Much as we would love our society to function in this way the reality is that whilst this attitude may work on a micro-scale where everyone is united through their belief, it is not possible to transfer this up to a macro-level, especially as not everyone will be united in compassion for those around them or in a possess a willingness to contribute to the greater good. The question that divides Christians across the political spectrum is how and to what extent the government can force its citizens through laws and taxation to do what Christians are expected to through the teachings of the Bible.
This is a disagreement over pragmatism rather than morals and values. Behind this though, there is much in common.
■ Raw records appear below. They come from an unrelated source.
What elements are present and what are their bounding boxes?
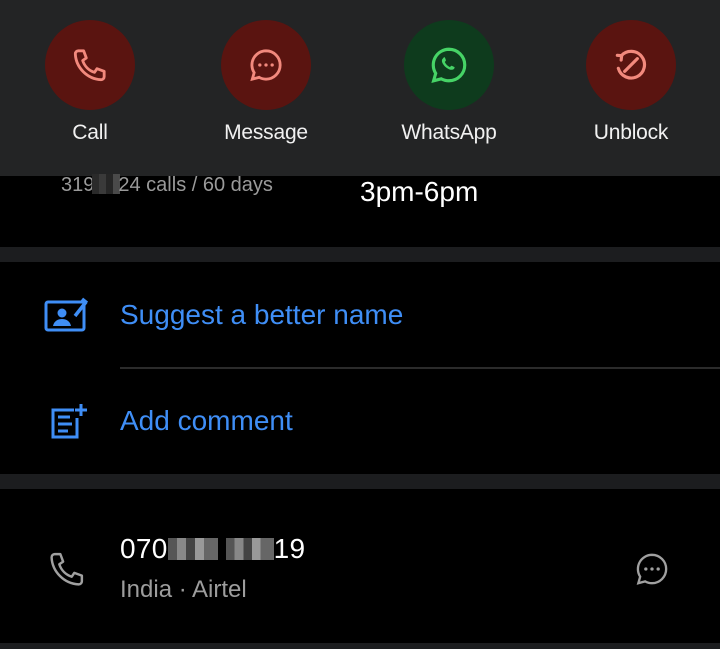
phone-icon: [73, 49, 106, 82]
unblock-button[interactable]: Unblock: [541, 20, 720, 145]
redacted-block: [225, 538, 274, 560]
redacted-block: [92, 174, 121, 194]
add-comment-label[interactable]: Add comment: [120, 405, 293, 437]
message-icon[interactable]: [632, 549, 672, 589]
message-label: Message: [224, 121, 308, 144]
add-comment-icon: [51, 404, 87, 439]
unblock-label: Unblock: [593, 121, 669, 144]
message-icon: [250, 49, 282, 82]
section-divider: [0, 643, 720, 649]
call-circle[interactable]: [45, 20, 135, 110]
suggest-name-label[interactable]: Suggest a better name: [120, 299, 403, 331]
stats-prefix: 319: [61, 174, 95, 196]
action-bar: Call Message WhatsApp Unblock: [0, 0, 720, 176]
best-time-to-call: 3pm-6pm: [360, 176, 479, 207]
phone-number[interactable]: 070 19: [120, 533, 305, 565]
whatsapp-icon: [431, 47, 467, 83]
stats-suffix: 24 calls / 60 days: [118, 174, 273, 196]
call-label: Call: [72, 121, 108, 144]
unblock-icon: [615, 49, 647, 80]
list-divider: [120, 367, 720, 369]
carrier-info: India · Airtel: [120, 576, 247, 603]
message-button[interactable]: Message: [176, 20, 356, 145]
edit-contact-icon: [44, 297, 89, 332]
whatsapp-label: WhatsApp: [401, 121, 497, 144]
call-stats: 319 24 calls / 60 days: [61, 174, 273, 197]
add-comment-row[interactable]: Add comment: [0, 386, 720, 456]
redacted-block: [167, 538, 218, 560]
whatsapp-circle[interactable]: [404, 20, 494, 110]
unblock-circle[interactable]: [586, 20, 676, 110]
number-prefix: 070: [120, 533, 168, 564]
section-divider: [0, 474, 720, 489]
phone-icon: [50, 552, 84, 586]
message-circle[interactable]: [221, 20, 311, 110]
section-divider: [0, 247, 720, 262]
call-button[interactable]: Call: [0, 20, 180, 145]
whatsapp-button[interactable]: WhatsApp: [359, 20, 539, 145]
suggest-name-row[interactable]: Suggest a better name: [0, 280, 720, 350]
number-suffix: 19: [273, 533, 306, 564]
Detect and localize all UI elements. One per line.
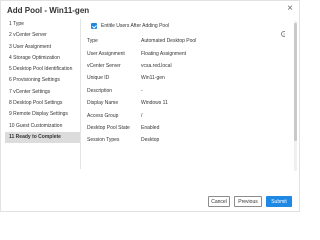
summary-value: - [141, 87, 143, 94]
summary-value: / [141, 112, 143, 119]
add-pool-dialog: Add Pool - Win11-gen × 1 Type 2 vCenter … [0, 0, 300, 212]
step-remote-display-settings[interactable]: 9 Remote Display Settings [5, 109, 80, 120]
step-vcenter-server[interactable]: 2 vCenter Server [5, 30, 80, 41]
summary-scrollbar[interactable] [294, 21, 297, 171]
summary-row: Type Automated Desktop Pool [87, 35, 285, 47]
summary-label: Type [87, 38, 98, 45]
summary-row: Description - [87, 85, 285, 97]
scrollbar-thumb[interactable] [294, 23, 297, 141]
summary-value: Desktop [141, 137, 160, 144]
summary-label: Display Name [87, 100, 119, 107]
step-provisioning-settings[interactable]: 6 Provisioning Settings [5, 75, 80, 86]
summary-value: Enabled [141, 124, 160, 131]
summary-label: Session Types [87, 137, 120, 144]
summary-panel: Entitle Users After Adding Pool ? Type Au… [87, 21, 285, 171]
step-guest-customization[interactable]: 10 Guest Customization [5, 121, 80, 132]
summary-label: User Assignment [87, 50, 125, 57]
summary-row: Access Group / [87, 109, 285, 121]
step-desktop-pool-identification[interactable]: 5 Desktop Pool Identification [5, 64, 80, 75]
summary-value: Automated Desktop Pool [141, 38, 197, 45]
close-icon[interactable]: × [287, 4, 293, 14]
step-type[interactable]: 1 Type [5, 19, 80, 30]
step-vcenter-settings[interactable]: 7 vCenter Settings [5, 87, 80, 98]
step-ready-to-complete[interactable]: 11 Ready to Complete [5, 131, 80, 144]
summary-value: vcsa.red.local [141, 62, 172, 69]
summary-label: vCenter Server [87, 62, 121, 69]
summary-table: Type Automated Desktop Pool User Assignme… [87, 35, 285, 147]
summary-row: Display Name Windows 11 [87, 97, 285, 109]
summary-label: Desktop Pool State [87, 124, 130, 131]
summary-row: User Assignment Floating Assignment [87, 47, 285, 59]
summary-row: Desktop Pool State Enabled [87, 122, 285, 134]
summary-label: Access Group [87, 112, 119, 119]
step-storage-optimization[interactable]: 4 Storage Optimization [5, 53, 80, 64]
summary-value: Win11-gen [141, 75, 165, 82]
summary-label: Unique ID [87, 75, 110, 82]
step-desktop-pool-settings[interactable]: 8 Desktop Pool Settings [5, 98, 80, 109]
step-user-assignment[interactable]: 3 User Assignment [5, 42, 80, 53]
summary-value: Windows 11 [141, 100, 168, 107]
summary-label: Description [87, 87, 113, 94]
entitle-users-checkbox[interactable] [91, 23, 97, 29]
summary-row: vCenter Server vcsa.red.local [87, 60, 285, 72]
summary-value: Floating Assignment [141, 50, 187, 57]
previous-button[interactable]: Previous [234, 196, 262, 207]
help-icon[interactable]: ? [281, 31, 285, 37]
summary-row: Unique ID Win11-gen [87, 72, 285, 84]
submit-button[interactable]: Submit [266, 196, 292, 207]
entitle-users-row[interactable]: Entitle Users After Adding Pool [91, 21, 285, 31]
wizard-steps: 1 Type 2 vCenter Server 3 User Assignmen… [5, 19, 81, 169]
dialog-title: Add Pool - Win11-gen [7, 6, 90, 15]
summary-row: Session Types Desktop [87, 134, 285, 146]
entitle-users-label: Entitle Users After Adding Pool [101, 23, 170, 29]
dialog-footer: Cancel Previous Submit [1, 195, 301, 213]
cancel-button[interactable]: Cancel [208, 196, 230, 207]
If you look at the guest posts from earlier this year from Christians advocating different political parties and also research I carried out at the start of last year, it’s clear that it is the moral issues that get Christians worked up, not what is best for them as individuals. How the poor are treated is a common theme as you would expect, as are families, marriage, religious freedom, the environment and the integrity of our leaders. I’ve seen Christians with a variety of political persuasions united in wanting to see the government treat the poor with dignity and fairness. There is a collective social conservatism too that longs for greater support for families, a rejection of morality free capitalism and an upholding of some more traditional social structures that does not see all ‘progress’ as positive.
If there were political movements that encompassed these attitudes they would probably bear some resemblance to Phillip Blond’s Red Tory or Maurice Glasman’s Blue Labour. Both of these identify how both left and right have failed to create a state that serves its citizens with a moral compass. They take inspiration from Catholic social teaching and place high value upon politics that serve local communities and the common good. David Cameron’s much trumpeted but poorly executed Big Society had roots in these political philosophies. This approach to political thinking is radical because it forces politicians from all sides to challenge the ways they approach governance and accept that religion and morality is a necessary component of a society that functions well.
It’s interesting that David Cameron went out of his way to talk about the importance of his Christian faith at Easter. There is seen to be a lack of integrity in a political system that is inhabited by robo-politician MPs, spouting party propaganda: “Blah, blah, COST OF LIVING CRISIS! Blah, blah…” Cameron went out of his way to open up, be honest and risk being shot down. It doesn’t get him off the hook with plenty of Christians I meet who are still angry about the way 600,000 signatories were completely snubbed and ignored because they disagreed with same-sex marriage last year, but what he did do was acknowledge that Christianity has something to offer this country.
Many Christians deep down believe the values and principles of their faith have much to teach those who hold the reins of power. This is really what the Christian vote looks like in the UK. It’s a desire to see this country changed for the better, for politicians who are real people, who show that they care more about the vulnerable in society, than they do for their own standing and for them to work together more rather than go at each others’ throats week after week.
The thing is if you put this sort of approach to most people irrespective of their beliefs or politics, they’d probably agree with it. The Christian vote is really the vote for a more ambitiously moral politics that values its electorate and any party that takes it seriously is bound to reap the rewards both for itself and the nation.